We used http://www.sanitred.com/ on our concrete basement. It's kind of expensive, but it works. If the stupid floor drain pipe wasn't broken under the concrete, there would be no water coming in. This stuff is also used to waterproof boats and swimming pools.

And you can make the hour drive north to my place if you want to see it.

BobG said...

Damn, when $hit happens it comes in bunches, doesn't it?

Dr. Feelgood said...

The sump pump in my basement saved us over the last several days of torrential downpour. It was all I could do to keep the backup going on battery power during a 30-hour outage over the weekend. I've been rudely introduced to the need for a portable generator.

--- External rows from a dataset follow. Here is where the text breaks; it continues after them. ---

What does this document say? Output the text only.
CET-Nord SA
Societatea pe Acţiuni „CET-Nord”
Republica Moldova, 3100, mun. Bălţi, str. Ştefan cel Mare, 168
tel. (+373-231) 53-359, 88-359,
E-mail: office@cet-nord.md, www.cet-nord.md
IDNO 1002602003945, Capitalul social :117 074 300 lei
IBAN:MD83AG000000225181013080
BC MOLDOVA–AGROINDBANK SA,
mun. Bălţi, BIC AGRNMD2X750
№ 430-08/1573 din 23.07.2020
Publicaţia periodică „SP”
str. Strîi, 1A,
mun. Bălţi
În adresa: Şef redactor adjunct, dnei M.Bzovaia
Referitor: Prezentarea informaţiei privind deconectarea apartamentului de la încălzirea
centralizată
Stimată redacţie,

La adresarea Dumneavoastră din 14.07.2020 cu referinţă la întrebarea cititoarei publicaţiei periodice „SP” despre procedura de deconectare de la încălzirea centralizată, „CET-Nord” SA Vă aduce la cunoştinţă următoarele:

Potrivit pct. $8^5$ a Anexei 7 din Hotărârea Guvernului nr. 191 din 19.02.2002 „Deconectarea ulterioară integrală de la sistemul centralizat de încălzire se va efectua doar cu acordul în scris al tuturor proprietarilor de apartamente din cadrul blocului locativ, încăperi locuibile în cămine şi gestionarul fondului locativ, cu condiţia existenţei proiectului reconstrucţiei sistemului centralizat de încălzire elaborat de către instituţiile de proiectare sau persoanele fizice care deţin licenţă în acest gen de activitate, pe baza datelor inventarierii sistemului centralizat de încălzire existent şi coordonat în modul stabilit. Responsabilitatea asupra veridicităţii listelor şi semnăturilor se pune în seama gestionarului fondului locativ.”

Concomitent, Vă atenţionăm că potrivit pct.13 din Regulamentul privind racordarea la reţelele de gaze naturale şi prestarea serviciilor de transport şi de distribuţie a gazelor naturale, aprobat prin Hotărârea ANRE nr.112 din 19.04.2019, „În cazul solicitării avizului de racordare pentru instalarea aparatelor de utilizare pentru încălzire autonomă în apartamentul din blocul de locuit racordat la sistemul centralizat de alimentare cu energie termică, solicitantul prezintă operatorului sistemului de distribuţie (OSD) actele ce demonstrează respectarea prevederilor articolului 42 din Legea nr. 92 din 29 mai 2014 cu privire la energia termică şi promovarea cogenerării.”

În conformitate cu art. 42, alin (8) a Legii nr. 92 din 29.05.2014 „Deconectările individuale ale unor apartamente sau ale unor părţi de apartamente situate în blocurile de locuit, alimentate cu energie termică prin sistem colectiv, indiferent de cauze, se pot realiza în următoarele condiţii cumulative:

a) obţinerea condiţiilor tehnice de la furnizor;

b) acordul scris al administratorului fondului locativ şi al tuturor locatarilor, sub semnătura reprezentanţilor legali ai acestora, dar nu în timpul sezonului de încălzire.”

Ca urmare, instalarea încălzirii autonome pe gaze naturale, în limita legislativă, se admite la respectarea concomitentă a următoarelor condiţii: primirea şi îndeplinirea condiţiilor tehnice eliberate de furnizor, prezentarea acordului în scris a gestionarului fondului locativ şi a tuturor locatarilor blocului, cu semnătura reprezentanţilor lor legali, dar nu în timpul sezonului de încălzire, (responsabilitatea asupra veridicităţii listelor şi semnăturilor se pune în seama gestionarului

The big problem is that one of the six cottonwood trees that fell in my backyard severed the sump discharge line, so my basement pump is now filling a good sized pond where the roots of said tree used to be. Here's hoping insurance will kick a little my way to help fix it.

Gewehr98 said...

Hallicrafters SX-28 receiver = "junk"?

Please say it ain't so. I spent too much time getting my own ex-CIA Hallicrafters SX-28 re-tubed and running perfectly to let it be called junk. Junque, perhaps, but not junk. ;-)

Drang said...

Tired? Nonsense. What are friends for.

(Easily said when I'm two or three time zones away, far to inconveniently far to be asked to help move bodies...)

sam said...

I guess when it rains, it really does pour!


Roberta X said...

'Hallicrafters SX-28 receiver = "junk"?
Please say it ain't so.'

It isn't so by me and that one was used to beat a freq counter's timebase against WWV, for which purpose, in that location, a front end that will handle very hot RF levels and good selectivity are all that is required. OTOH, among the North Campus's high-high-tech equipment, it was the very sorest of sore thumbs and not a small one. Too, the kind of freq checks the counter was used for, we really can't do any more. There's a way to do it but it takes another expensive part that we don't have and won't be getting. There's a recession on, after all.

Roberta X said...

BASEMENT: semi-official word has it thee is an "underground river" (strata of gravel/high water table) under my house and the neighbor's. I'm gonna have some water no matter what. Probably, the trench/sump/waterproofing inside and out approach would solve 90% of my water problems, but I'm going to have to go at it gradually.

--Also, my MGB is going to get sold, which will give me some room in the garage. I've put it off; I hate to give it up but I will never be able to afford to get it running again, let alone make it nice.